Back in the seventies, I’ve been taking entry exams to the Kiev Politechnic Institute (KPI). I lived in Ukraine, which was a part of the Soviet Union. At that time people of the Jewish decent had really hard time in getting into most of the colleges and universities. Typically, there were four entry exams for the engineering majors: the verbal math, the written math, the verbal physics, and essay. There were no such things as multiple choice tests – we had to solve problems.
Beying a Jewish boy myself, I was raised knowing that getting into college will be extremely difficult for me, and I had to be much better prepared than regular Ukrainian and Russian kids. I was strong in math (can’t say this about the Physics though).
Anyway, during the first written test at KPI, there was a problem with the purposely wrong description. Each of the four hundred people that were taking this test had to solve it. I caught the trick in that problem, and my written math grade was 4 out of 5. Two hundred and twenty people got 2 out of 5, which meant that they wouldn’t even accepted to the second exam.
At the verbal math exam, each applicant had to randomly pick a sheet (a. k. a. ticket) with different written problems. Everybody was sitting in a large auditorium preparing their answers followed by the face-to-face conversation with a professor. He or she was reviewing your solutions and could ask additional questions.
I glanced at my sheet – all problems were easy for me. I quickly wrote the answers, then helped to a girl sitting next to me (this was her 5th attempt to get admitted) and wrote all the answers to the guy in the military costume – guys who server in the army had a preferential treatment (you may be surprised, but helping other people during the tests was considered a noble thing to do in the USSR). Each of them had a face-to-face before me and each of them got a quick 4 without any additional questions. I said to myself, that if they got 4, I could expect getting 6 out of 5.

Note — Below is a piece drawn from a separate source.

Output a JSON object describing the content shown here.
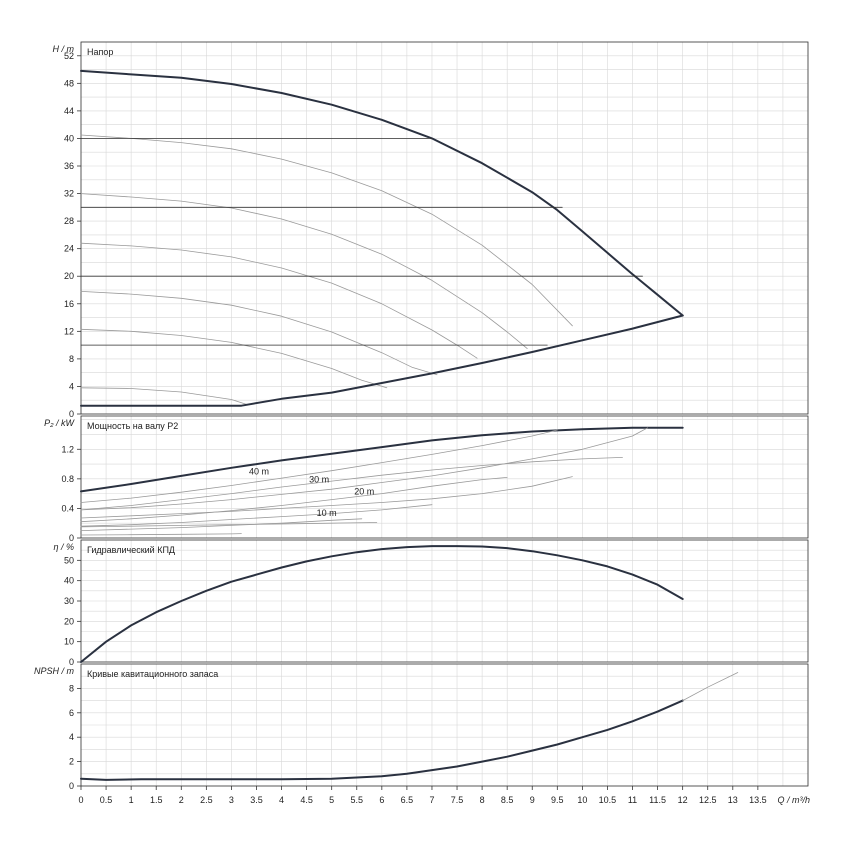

Then was my turn. All answers for the ticket problems were correct, and then the professor started to ask me additional questions. After answering 11 (!) questions correctly, he asked me the next one from trigonometry, “What’s the difference between the graphs of functions arcsine and arccosine”. Piece of cake. I started answering “The function arcsine looks the same as arccosine… ” He didn’t let me finish or draw the graphs. “Stop. So you think that arsine and arccosine look the same? Your grade is 2.” This meant the end of my exams.
I was speechless for a moment…He didn’t let me finish the sentence! I started mumbling that I was awarded a second place in the math Olympiad of the central borough of Kiev. Then I pooled out the award certificate… He just said, “Apparently your math was better back then, but now you have a serious gap in trigonometry…”
Two months later I went to Novocherkassk, Russia, which was a town 600 miles away from home, got two easy fives on both math tests, 4 on essay and 3 on physics, and got admitted to the Applied Math major.
Several years ago, I was browsing books on Amazon and found a pretty interesting one – “You Failed Your Math Test, Comrade Einstein” . The authors compiled many tough math problems that were prepared specifically for the Jewish students applying to the Soviet “ivy league” universities. I bought this book to show my respect to the authors for their work.